Gold ETFs are commodities funds that are traded like stocks and have grown in popularly as a type of investment. Even though they are comprised of assets backed by Gold, investors do not possess the physical commodity. Instead, they possess minor amounts of gold-related assets, which diversifies their portfolio. In general, these instruments enable investors to get exposure to Gold through smaller investment holdings than are possible through physical investment and futures contracts. However, many investors fail to see that the cost of trading gold-tracking ETFs may exceed its ease.
You may use your existing trading account to purchase and sell gold ETFs on the regular stock exchange. These Gold ETFs, like shares, will be credited or debited to your Demat account and have no lock-in limitations.
Gold ETFs differ from traditional mutual funds. When you purchase a few units of a mutual fund scheme from the AMC, the fund’s AUM grows, and when you redeem units, the fund’s AUM decreases. In the case of ETFs, ownership is solely transferred from seller to buyer, and the ETF AUM remains unchanged.
Did you know that when you engage in a gold exchange-traded fund (ETF), actual Gold is held even though you can’t see it?
The price of Gold is connected to gold ETFs. Each unit of a gold ETF is linked to a certain amount of Gold. Gold exchange-traded funds (ETFs) now invest in and hold actual Gold on behalf of owners. There are several more aspects to gold ETFs.
Mutual funds must adhere to the SEBI’s gold valuation regulations. The value must be calculated using prices surveyed by the London Bullion Market Association (LBMA). These prices must then be translated to Indian measurements and currency. Furthermore, transportation costs associated with shipping, such as Gold from London and fictitious customs duties, taxes, and other levies, must be factored into the gold price.
Gold ETFs invest in the purest Gold available. There is consistency in what you are charged as an investor, with a set maximum limit. The mutual fund industry’s competitive nature guarantees that TERs are kept below the maximum level. In contrast, with gold jewellery, you would also have to pay manufacturing costs, which would vary from jeweller to jeweller. When you buy gold jewellery, you may face making costs of 5% or more and GST. While the Necessary Hallmarking of Gold Jewellery became statutory this year, there is no mandatory necessity for jewellers to hallmark gold. The procedure of confirming the purity and fineness of Gold is known as hallmarking. So we still feel that buying ETF is a better option.
This is dependent on the current gold price. You may be surprised to know that one can invest as little as Rs 41-Rs 42 in a Gold ETF. This is because numerous mutual funds have tied every unit of their Gold ETFs to the spot price of 0.01 gram of Gold, making them more accessible to small investors.

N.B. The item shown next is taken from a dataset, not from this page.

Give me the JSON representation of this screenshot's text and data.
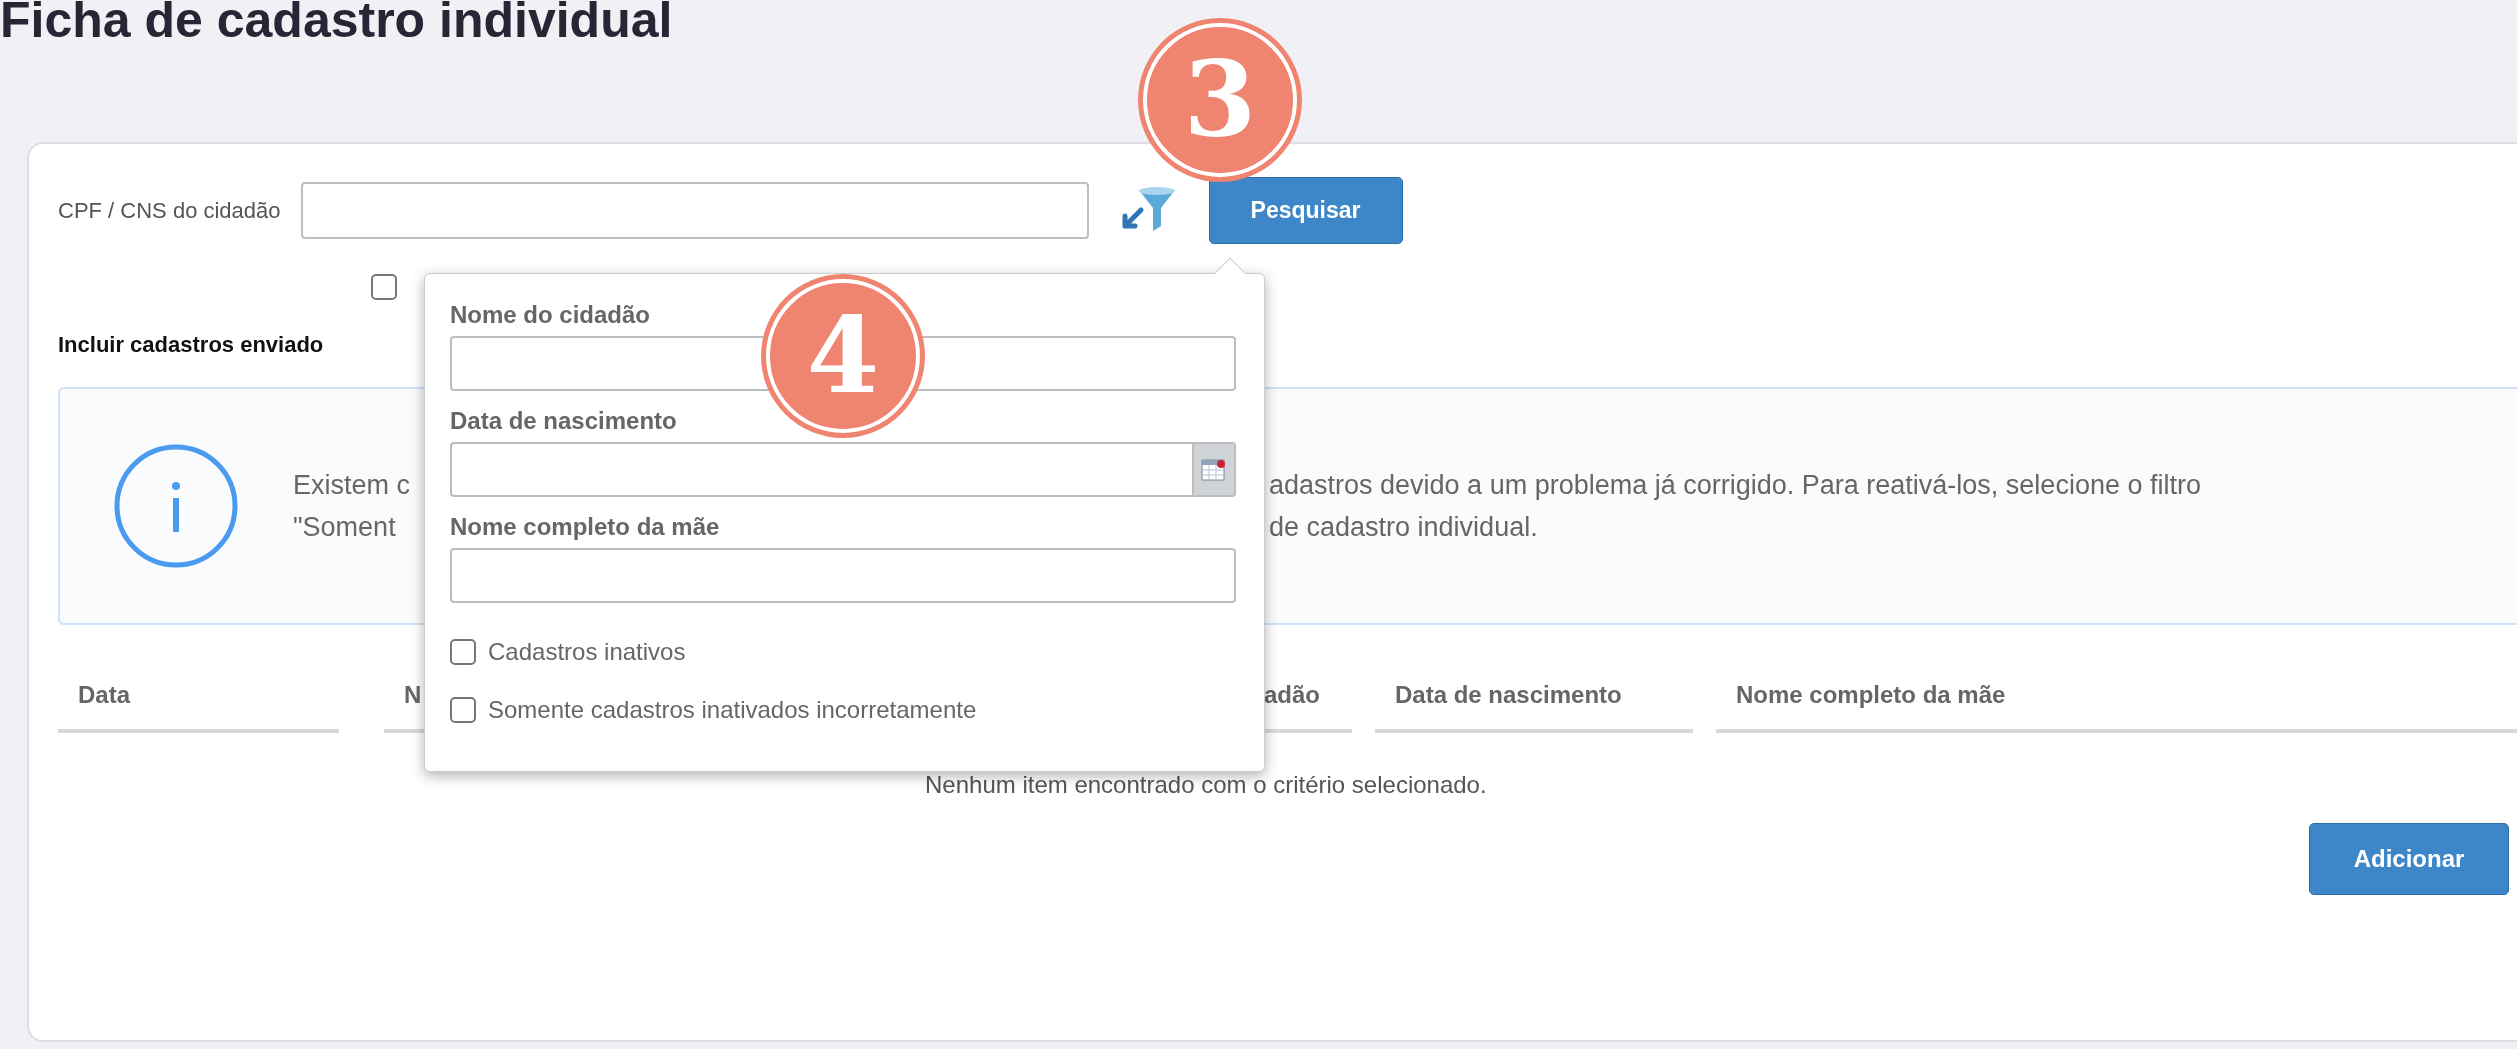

You certainly can do so. However, you must have a minimum quantity of units worth one kilogram of Gold. It is due to the usual size of a gold bar being one kilogram. This equates to around 1.15 lakh units for ETFs with units fixed to 0.01 gram of Gold. This equates to a minimum of 2,000 units for ETF units tied to 0.5 grams of Gold. You can go straight to the fund house and request actual Gold or cash out your assets.

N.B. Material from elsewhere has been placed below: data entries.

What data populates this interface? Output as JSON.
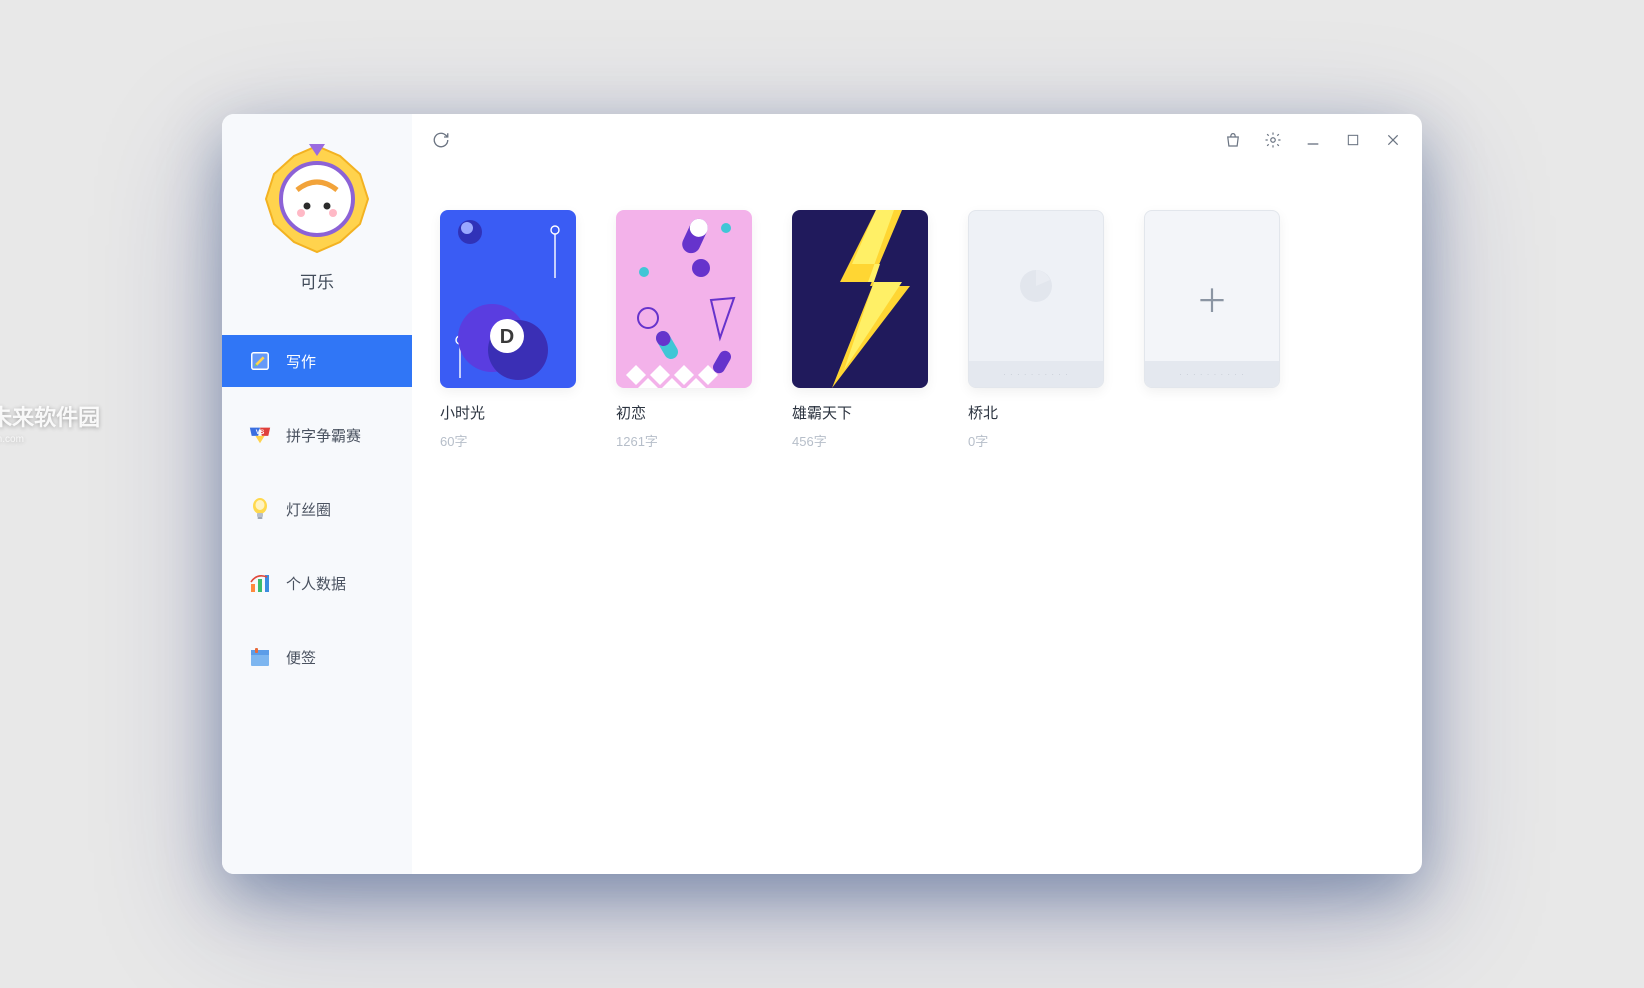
{
  "user": {
    "name": "可乐"
  },
  "nav": [
    {
      "id": "write",
      "label": "写作",
      "active": true
    },
    {
      "id": "contest",
      "label": "拼字争霸赛",
      "active": false
    },
    {
      "id": "circle",
      "label": "灯丝圈",
      "active": false
    },
    {
      "id": "stats",
      "label": "个人数据",
      "active": false
    },
    {
      "id": "notes",
      "label": "便签",
      "active": false
    }
  ],
  "books": [
    {
      "title": "小时光",
      "count": "60字"
    },
    {
      "title": "初恋",
      "count": "1261字"
    },
    {
      "title": "雄霸天下",
      "count": "456字"
    },
    {
      "title": "桥北",
      "count": "0字"
    }
  ],
  "watermark": {
    "line1": "未来软件园",
    "line2": "mac.orsoon.com"
  }
}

If you want cash, the fund house will sell the Gold on your behalf and pay you. If you request physical Gold and do not have a GST number, keep in mind that you will be charged GST on the transaction. There is also the issue of choosing a secure location to store your Gold. As a result, rather than opting for actual Gold, it is best to sell the ETF units on the exchange or to the fund company and withdraw your capital. However, choose an ETF with a high asset size and adequate traded volumes on exchanges so that there are no significant impact charges when you deal on exchanges.
Long-term profits beyond three years are taxed at a rate of 20% with an indexation advantage. Before the three-year holding period, short-term capital gains are added to your income and taxed at your slab rate.
Keep 5-10% of your portfolio allocation in gold-linked financial products as a hedge against inflation and diversifier. However, before investing additional money in Gold, you should first review your current holdings.
So we suggest that if you buy Gold just as an investment then do not pay for the making charges of the jewellery. Until and unless someone is going to be using the jewellery, please don’t buy it. Instead, we suggest you buy Gold ETFs. This is the new and safer way to buy Gold. The design never gets out of fashion here! Also, when you need the money, get it converted with the current rate of Gold. Cash shall be ready for you in your hour of need. This is a wise decision to make.